Seven Strategies for Successful Agile Development

February 12, 2013 · 1 comment

Agile is not a silver bullet but it does have the potential of improving software development when done correctly. Unfortunately, teams newly adopting agile practices often don’t know how to get the most out of applying agile practices until it is too late. Here are seven strategies for getting more from agile software development.

1. Build in batches
Perhaps the most important benefit of agility is what I call the Charlamainge Approach or Divide and Conquer. It’s worked for civilizations for thousands of years so why not for software development? Simply put, take a big problem and break it down into smaller, more manageable problems. Smaller problems are easier to solve and along the way we just might discover valuable pieces of the solution we didn’t think of ahead of time.

2. Have a product owner
The product owner represents the customer or user of the software being built. Their job is to identify the next most important features to build and to groom the backlog so the stories that will be worked on next are ready to start. The product owner does not have to be a technical role; having someone who has a clear idea of the priorities and goals of the software to be built can be invaluable for keeping development on track.

3. Integrate continuously
Building software is a risky business and fraught with challenges. Code often ends up intertwined in ways that are not obvious until it is integrated into the rest of the system. The agile approach is to integrate code all the time, several times a day, into a central build server that can run a suite of automated tests that proves new code “plays nice” with the rest of the system. This helps us catch bugs faster and reduce risks.

4. Define acceptance criteria
Knowing when we are done building a feature can be a challenge for developers. It is not that we try to gold-plate, but if we don’t know how a feature will be used then we may tend to make it more robust than it needs to be. Having a well-defined set of acceptance criteria helps us know when we are finished with a feature and when we can move on to the next one.

5. Master design skills
Iterative development often means we are going back to code we wrote earlier and enhancing it. Without following specific technical practices to make code changeable, we can end up painting ourselves into a corner. Agile design skills are critical to making agile work in practice, yet most developers do not know techniques for writing changeable code and end up wasting a lot of time and energy.

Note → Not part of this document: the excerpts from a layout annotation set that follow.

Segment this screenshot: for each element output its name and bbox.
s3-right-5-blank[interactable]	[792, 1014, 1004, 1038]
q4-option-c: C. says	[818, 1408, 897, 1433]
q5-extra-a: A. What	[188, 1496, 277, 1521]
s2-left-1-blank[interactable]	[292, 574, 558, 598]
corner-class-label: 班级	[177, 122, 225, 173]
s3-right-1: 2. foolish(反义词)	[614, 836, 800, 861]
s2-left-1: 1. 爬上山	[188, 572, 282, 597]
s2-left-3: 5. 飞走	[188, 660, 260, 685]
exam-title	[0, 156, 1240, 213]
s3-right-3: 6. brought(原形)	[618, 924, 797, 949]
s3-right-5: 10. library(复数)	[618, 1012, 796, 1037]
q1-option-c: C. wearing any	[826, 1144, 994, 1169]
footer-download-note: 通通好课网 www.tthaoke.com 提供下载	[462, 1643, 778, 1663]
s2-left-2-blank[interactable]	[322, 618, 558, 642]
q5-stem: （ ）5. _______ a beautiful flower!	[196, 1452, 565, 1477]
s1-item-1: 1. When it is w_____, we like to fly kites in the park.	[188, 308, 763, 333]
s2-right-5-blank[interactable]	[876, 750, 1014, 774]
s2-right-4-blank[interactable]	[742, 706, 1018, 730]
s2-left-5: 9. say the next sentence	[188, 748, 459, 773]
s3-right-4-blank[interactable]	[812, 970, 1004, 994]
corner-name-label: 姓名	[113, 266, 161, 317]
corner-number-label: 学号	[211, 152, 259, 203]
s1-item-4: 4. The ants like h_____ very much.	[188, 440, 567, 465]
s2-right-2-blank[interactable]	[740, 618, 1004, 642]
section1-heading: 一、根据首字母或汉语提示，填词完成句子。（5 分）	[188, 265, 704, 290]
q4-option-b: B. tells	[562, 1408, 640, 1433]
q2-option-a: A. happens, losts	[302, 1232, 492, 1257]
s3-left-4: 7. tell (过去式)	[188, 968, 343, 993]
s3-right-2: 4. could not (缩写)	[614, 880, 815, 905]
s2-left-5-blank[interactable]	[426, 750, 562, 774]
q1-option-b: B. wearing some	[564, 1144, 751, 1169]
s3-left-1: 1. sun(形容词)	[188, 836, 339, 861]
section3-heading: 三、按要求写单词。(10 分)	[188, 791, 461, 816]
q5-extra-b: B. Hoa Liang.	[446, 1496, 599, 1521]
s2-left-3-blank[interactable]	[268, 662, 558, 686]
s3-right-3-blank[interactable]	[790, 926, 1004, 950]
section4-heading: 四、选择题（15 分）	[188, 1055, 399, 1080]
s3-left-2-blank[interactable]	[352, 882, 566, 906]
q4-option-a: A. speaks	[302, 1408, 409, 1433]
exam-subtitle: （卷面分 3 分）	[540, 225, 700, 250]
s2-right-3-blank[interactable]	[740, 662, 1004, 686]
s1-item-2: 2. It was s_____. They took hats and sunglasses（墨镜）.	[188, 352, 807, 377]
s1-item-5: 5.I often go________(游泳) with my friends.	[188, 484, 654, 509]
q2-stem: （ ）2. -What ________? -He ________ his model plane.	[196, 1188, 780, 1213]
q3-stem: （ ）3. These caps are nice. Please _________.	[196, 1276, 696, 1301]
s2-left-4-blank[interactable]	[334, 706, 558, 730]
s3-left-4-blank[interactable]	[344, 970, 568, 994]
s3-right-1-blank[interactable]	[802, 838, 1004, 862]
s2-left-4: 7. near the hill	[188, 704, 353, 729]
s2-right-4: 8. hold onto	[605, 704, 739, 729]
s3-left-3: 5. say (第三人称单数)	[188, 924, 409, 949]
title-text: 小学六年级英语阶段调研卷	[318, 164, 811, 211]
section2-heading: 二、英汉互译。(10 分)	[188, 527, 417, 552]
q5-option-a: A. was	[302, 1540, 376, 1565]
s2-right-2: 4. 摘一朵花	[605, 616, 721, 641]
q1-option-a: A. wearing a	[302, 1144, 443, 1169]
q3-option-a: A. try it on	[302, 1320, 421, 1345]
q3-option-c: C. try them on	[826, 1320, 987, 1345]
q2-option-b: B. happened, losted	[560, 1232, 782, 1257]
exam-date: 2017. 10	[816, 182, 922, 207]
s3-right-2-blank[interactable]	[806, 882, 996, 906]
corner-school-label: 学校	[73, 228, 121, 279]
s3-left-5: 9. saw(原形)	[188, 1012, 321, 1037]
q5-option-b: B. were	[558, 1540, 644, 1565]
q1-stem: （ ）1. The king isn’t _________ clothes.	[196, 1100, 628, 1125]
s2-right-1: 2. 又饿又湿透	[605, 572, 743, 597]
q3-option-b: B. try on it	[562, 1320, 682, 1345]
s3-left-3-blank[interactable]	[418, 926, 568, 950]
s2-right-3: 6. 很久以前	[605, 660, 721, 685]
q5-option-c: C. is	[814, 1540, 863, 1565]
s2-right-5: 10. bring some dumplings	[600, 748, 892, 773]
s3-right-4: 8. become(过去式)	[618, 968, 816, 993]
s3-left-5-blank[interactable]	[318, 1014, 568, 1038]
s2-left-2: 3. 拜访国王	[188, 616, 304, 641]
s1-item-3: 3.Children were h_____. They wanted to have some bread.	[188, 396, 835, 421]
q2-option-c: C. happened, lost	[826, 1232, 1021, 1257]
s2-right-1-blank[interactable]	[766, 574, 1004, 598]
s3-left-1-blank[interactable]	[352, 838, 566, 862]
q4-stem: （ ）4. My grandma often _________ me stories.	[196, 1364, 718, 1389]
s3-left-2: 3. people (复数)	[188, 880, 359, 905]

6. Pay down on technical debt
Maintenance and upkeep is an important part of managing any asset and software is no exception. Most code is not written to be maintainable and sometimes we forsake code quality to get things out the door. When this happens, we may find it more cost effective to clean up critical pieces of code rather than let them fester. Just like with credit card debt, we want to pay off our technical debt as soon as we can to avoid those steep interest fees.

7. Understand the principle behind the practices
Many of the practices of agile and Scrum are deceptively simple but without understanding the reasons why they are there we may not apply them most efficiently. Understanding the principles that underlie these practices can help us to better apply them.

Building software is very different than building tangible goods and the same principles and practices do not apply. Agile software development intends to be lightweight without the checks and balances built in to waterfall development. But this doesn’t mean we can just hack out code; successful agile software development is highly disciplined and requires a deep understanding of of why and how great software is built.